Has the Trib buried Kent's piece? It carries an August 24th dateline, but unless I'm blind - always a possibility - I was unable to find it in the print editions of Friday, Saturday or Sunday. (Maybe it'll be in tomorrow.) The title of the webpage Why Prentice should be saved, is much less ambiguous than the vague headline.
Kent lays out the truth that Prentice meets at least three - probably four- of the criteria required for designating a structure an official Chicago landmark, and calls out Northwestern for its power play politics, "If Prentice is demolished, it will be for reasons other than its worthiness as a landmark."
This is a key point often overlooked. To Northwestern, this is not about a building, it is about power. Northwestern is at the top of Chicago's power elite. It does not like to be challenged.
Its public advocacy campaign to destroy Prentice is so sloppy and factually challenged that it seems almost half-hearted. (The Chicago Sun-Times David Roeder calls it, "an embarrassment for a school of Northwestern's caliber.") Northwestern wants it gone. That should be enough.

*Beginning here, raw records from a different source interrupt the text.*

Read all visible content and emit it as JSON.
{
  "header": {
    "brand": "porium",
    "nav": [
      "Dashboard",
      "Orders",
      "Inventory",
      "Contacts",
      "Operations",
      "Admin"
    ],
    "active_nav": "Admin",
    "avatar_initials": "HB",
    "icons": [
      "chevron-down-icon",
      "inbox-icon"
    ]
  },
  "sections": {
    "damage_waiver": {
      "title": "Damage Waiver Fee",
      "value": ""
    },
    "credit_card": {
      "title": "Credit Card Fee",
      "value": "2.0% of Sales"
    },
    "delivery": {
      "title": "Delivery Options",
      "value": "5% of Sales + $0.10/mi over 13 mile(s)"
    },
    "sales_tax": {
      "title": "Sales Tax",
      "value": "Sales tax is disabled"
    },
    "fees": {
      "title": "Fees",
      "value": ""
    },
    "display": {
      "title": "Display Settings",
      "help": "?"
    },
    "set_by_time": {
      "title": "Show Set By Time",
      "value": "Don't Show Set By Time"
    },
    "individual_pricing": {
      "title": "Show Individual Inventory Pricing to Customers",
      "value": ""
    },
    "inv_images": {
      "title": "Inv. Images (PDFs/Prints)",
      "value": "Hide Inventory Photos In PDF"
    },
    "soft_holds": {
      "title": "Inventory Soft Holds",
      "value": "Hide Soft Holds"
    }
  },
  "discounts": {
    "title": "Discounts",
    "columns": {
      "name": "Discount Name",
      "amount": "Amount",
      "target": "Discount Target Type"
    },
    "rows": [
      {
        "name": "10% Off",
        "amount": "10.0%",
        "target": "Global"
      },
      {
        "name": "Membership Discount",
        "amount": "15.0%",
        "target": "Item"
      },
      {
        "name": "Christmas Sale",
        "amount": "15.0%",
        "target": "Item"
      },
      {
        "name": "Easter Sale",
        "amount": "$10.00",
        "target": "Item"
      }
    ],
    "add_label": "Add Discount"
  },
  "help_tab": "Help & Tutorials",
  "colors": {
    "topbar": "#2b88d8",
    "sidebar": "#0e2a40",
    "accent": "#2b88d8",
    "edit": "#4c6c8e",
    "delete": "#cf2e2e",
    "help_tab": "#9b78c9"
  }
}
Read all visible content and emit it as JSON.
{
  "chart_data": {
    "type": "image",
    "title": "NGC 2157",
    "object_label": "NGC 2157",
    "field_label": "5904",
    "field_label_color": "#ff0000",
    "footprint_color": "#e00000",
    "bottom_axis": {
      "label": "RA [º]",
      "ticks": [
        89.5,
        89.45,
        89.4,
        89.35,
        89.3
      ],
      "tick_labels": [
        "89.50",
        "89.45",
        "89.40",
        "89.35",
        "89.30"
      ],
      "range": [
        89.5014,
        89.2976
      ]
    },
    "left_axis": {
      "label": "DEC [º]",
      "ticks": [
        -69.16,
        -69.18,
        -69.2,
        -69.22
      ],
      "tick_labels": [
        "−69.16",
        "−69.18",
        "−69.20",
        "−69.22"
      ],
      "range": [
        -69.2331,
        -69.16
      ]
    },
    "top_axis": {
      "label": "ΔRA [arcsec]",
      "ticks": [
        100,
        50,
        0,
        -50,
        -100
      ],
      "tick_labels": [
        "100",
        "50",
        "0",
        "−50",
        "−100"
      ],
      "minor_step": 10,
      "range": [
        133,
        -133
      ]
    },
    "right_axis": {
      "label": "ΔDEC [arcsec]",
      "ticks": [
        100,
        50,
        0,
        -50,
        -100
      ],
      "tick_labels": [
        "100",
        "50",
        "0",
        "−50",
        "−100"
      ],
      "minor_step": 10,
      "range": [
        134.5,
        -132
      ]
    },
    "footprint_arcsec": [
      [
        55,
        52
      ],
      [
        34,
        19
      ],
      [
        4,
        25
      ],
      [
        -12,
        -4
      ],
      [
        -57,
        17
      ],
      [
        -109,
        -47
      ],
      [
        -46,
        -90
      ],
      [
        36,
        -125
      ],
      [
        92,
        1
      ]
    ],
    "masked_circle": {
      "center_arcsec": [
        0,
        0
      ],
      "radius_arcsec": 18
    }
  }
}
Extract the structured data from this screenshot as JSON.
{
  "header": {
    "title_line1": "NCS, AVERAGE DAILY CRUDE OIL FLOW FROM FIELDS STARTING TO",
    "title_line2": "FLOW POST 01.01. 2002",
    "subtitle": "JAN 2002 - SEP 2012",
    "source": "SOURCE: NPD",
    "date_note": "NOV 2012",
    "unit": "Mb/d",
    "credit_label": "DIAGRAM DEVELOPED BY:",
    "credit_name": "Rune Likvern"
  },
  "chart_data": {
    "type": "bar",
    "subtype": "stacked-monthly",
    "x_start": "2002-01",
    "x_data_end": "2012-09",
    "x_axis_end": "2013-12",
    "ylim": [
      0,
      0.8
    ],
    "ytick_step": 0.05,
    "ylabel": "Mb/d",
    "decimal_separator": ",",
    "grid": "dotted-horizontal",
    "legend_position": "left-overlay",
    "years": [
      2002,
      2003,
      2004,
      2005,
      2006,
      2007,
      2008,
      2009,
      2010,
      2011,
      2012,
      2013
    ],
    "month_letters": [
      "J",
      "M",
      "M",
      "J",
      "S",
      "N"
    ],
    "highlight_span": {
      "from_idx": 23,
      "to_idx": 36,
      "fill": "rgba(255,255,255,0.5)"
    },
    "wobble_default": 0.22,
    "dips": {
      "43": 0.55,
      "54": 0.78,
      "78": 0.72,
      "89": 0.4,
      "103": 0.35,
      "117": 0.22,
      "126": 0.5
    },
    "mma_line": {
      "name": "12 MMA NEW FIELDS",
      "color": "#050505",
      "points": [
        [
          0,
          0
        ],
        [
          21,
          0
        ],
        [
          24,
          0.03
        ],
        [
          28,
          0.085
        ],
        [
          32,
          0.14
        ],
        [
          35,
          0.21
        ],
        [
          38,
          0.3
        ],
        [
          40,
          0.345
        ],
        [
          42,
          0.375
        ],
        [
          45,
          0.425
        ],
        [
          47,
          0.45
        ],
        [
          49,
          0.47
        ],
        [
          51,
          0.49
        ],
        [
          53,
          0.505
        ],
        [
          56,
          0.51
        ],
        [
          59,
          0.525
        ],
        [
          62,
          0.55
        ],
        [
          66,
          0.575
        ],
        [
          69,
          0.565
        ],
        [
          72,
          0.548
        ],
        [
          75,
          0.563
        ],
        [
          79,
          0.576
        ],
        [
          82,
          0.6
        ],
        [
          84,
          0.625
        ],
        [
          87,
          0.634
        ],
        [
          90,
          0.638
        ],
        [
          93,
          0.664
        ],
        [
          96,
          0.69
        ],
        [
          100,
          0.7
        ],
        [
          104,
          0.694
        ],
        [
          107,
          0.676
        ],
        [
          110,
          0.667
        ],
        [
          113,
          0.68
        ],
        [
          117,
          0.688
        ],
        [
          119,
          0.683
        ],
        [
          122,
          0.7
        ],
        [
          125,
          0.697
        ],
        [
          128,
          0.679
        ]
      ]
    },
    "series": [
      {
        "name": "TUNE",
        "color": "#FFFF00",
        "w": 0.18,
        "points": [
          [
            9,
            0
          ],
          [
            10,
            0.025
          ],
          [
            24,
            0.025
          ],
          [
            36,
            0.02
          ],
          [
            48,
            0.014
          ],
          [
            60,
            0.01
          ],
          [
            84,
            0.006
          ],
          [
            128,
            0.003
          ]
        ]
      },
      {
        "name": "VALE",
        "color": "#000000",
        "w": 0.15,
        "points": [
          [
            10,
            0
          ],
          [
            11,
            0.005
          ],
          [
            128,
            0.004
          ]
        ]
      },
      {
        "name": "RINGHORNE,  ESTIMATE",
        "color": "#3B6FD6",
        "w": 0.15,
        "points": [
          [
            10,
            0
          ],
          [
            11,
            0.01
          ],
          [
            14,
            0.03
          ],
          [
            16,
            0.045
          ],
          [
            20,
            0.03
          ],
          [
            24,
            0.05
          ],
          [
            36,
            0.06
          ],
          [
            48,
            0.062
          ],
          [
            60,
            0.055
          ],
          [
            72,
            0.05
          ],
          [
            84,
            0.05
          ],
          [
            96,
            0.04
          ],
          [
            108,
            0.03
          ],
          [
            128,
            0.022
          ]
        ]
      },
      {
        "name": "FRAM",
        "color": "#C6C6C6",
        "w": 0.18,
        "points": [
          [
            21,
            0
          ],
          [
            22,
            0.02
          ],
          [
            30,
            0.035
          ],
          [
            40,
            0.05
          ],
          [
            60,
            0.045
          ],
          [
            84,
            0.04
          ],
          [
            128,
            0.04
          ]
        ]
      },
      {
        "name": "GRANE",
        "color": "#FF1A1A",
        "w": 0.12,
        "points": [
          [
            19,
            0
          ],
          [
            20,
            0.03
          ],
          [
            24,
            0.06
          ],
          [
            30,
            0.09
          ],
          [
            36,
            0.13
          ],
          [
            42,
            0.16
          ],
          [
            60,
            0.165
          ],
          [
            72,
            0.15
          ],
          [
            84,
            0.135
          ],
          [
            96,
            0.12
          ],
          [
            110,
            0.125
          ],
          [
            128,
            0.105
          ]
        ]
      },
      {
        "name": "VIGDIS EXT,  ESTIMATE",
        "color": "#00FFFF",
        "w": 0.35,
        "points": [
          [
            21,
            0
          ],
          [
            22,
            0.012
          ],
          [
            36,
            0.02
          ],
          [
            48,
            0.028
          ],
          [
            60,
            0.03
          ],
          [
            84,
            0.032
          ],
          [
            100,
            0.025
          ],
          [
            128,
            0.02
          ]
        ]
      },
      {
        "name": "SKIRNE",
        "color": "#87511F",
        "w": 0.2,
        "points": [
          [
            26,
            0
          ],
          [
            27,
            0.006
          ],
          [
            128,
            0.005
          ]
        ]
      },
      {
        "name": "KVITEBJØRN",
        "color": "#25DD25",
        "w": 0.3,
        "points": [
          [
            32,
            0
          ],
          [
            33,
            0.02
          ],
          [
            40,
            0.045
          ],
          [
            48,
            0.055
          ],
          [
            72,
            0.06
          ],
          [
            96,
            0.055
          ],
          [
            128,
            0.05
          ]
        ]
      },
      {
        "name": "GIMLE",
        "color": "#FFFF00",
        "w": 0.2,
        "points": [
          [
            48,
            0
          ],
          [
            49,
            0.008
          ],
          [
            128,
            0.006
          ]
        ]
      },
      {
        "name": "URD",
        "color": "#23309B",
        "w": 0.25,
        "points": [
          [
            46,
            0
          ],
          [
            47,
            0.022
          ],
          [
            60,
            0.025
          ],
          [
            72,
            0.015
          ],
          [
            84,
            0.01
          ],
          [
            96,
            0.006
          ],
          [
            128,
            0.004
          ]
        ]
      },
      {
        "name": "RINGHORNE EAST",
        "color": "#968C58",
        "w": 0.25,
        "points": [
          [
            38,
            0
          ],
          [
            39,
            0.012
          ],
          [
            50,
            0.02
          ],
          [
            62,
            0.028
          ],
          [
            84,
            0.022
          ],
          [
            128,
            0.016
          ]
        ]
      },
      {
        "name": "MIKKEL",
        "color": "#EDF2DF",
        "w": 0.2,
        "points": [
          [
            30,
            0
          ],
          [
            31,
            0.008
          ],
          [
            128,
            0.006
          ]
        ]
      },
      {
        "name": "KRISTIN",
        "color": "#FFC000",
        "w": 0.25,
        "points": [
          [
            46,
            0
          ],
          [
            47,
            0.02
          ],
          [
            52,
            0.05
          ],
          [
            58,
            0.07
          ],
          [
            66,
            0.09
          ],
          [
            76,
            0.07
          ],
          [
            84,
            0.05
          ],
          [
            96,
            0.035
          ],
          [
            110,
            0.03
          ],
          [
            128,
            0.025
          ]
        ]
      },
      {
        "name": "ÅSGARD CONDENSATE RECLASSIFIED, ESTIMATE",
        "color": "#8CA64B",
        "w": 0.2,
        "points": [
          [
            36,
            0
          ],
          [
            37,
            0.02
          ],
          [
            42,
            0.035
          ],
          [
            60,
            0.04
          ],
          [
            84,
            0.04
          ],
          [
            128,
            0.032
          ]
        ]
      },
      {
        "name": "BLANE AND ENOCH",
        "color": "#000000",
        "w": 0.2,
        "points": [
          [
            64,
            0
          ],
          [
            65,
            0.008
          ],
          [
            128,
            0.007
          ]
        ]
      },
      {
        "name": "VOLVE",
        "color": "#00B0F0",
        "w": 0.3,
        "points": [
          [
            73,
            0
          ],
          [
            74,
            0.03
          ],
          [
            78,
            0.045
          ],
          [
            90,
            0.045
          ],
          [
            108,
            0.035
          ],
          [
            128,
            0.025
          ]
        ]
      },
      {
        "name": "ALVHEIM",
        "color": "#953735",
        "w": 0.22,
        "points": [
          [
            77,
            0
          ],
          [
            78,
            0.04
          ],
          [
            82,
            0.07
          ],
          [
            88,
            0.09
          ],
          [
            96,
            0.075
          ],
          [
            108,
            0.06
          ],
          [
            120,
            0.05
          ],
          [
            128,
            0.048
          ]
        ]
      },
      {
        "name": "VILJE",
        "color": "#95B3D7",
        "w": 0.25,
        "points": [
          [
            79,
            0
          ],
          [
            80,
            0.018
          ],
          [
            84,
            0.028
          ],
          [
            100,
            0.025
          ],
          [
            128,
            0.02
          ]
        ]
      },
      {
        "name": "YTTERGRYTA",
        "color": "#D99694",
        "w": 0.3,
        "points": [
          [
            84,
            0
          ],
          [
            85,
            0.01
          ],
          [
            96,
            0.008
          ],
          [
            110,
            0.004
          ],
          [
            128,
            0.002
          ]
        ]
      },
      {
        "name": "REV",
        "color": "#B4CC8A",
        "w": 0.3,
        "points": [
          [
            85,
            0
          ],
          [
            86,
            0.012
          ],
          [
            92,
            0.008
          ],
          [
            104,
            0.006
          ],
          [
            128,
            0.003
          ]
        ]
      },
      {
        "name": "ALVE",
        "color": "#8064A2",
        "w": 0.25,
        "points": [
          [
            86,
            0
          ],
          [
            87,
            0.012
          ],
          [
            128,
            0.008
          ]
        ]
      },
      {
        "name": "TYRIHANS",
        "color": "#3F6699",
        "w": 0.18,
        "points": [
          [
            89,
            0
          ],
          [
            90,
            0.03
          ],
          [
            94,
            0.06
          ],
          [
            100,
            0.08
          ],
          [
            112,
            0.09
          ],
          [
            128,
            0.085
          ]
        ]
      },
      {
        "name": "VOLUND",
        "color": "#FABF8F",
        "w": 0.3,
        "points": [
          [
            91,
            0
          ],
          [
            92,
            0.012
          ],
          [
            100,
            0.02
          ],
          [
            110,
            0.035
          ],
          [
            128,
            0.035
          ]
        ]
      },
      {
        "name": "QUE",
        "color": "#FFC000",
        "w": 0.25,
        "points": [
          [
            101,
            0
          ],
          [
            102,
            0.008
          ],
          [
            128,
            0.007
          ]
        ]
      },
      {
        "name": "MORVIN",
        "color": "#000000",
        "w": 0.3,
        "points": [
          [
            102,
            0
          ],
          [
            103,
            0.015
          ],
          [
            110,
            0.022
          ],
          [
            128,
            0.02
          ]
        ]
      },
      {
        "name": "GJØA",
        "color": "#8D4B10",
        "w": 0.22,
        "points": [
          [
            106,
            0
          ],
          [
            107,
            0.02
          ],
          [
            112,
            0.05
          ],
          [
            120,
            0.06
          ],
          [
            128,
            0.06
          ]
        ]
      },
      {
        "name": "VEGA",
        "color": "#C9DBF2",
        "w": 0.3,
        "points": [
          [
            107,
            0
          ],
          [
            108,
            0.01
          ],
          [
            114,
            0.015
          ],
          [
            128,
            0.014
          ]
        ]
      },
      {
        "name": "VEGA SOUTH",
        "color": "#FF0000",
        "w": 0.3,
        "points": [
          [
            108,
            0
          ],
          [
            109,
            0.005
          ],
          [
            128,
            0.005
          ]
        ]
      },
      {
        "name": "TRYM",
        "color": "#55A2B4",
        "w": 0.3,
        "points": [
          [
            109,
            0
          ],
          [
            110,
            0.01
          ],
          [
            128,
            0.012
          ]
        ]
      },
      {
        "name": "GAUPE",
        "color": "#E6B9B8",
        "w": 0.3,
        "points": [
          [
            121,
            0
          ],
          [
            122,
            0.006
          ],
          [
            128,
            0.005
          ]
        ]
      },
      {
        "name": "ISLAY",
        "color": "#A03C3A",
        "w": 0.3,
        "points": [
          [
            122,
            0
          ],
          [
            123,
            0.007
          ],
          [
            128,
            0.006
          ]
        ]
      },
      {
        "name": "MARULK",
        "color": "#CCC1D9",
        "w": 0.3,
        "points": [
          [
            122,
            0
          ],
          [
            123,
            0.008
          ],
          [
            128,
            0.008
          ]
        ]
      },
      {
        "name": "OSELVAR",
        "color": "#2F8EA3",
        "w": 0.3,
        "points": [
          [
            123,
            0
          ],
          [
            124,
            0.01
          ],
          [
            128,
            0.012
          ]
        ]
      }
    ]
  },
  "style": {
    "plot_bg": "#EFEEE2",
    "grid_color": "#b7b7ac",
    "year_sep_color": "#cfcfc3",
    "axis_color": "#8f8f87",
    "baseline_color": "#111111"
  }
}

More importantly, Northwestern has deliberately subverted having a debate on Prentice in the forum where it would be most appropriate: The Commission on Chicago Landmarks.
In June of 2011, the matter of Prentice made its way onto the Commission's agenda. As Kent demonstrated, if any Chicago building meets the criteria, it's Prentice, and any neutral debate would most probably result in Prentice's designation - and protection - as an official Chicago landmark. Northwestern, of course, can't have that. So they used their clout to have the matter pulled from the agenda, and have kept it off, month after month, ever since.
According to a report in Skyline, when preservationists who are a part of the Save Prentice coalition tried to bring up Prentice at the Landmarks Commission meeting earlier this month, Commission Chairman Rafael Leon cut them off. "At the appropriate time, then you can make your statement." And when, actually, would be that time? "I don't know, to be honest." Even as Commissioner, Leon apparently has zero control over his own agenda; he just follows orders passed down by the Department of Development.
For 15 months, the administration of Chicago Mayor Rahm Emanuel, has enforced an official omerta on the fate of Prentice. What actually have they been talking about? Wars have been settled in less time. Are they really talking at all, or is Northwestern simply deploying its clout to make sure there is no talking?
In June, the Martin Schnitzius Cottage got the Landmarks Commission nod for official designation. Now well into the second year, Bertrand Goldberg's Prentice Hospital can't even be discussed. It may be classic Chicago politics, but that doesn't make the city's subversion of due process to placate clout-heavy Northwestern any less of a scandal.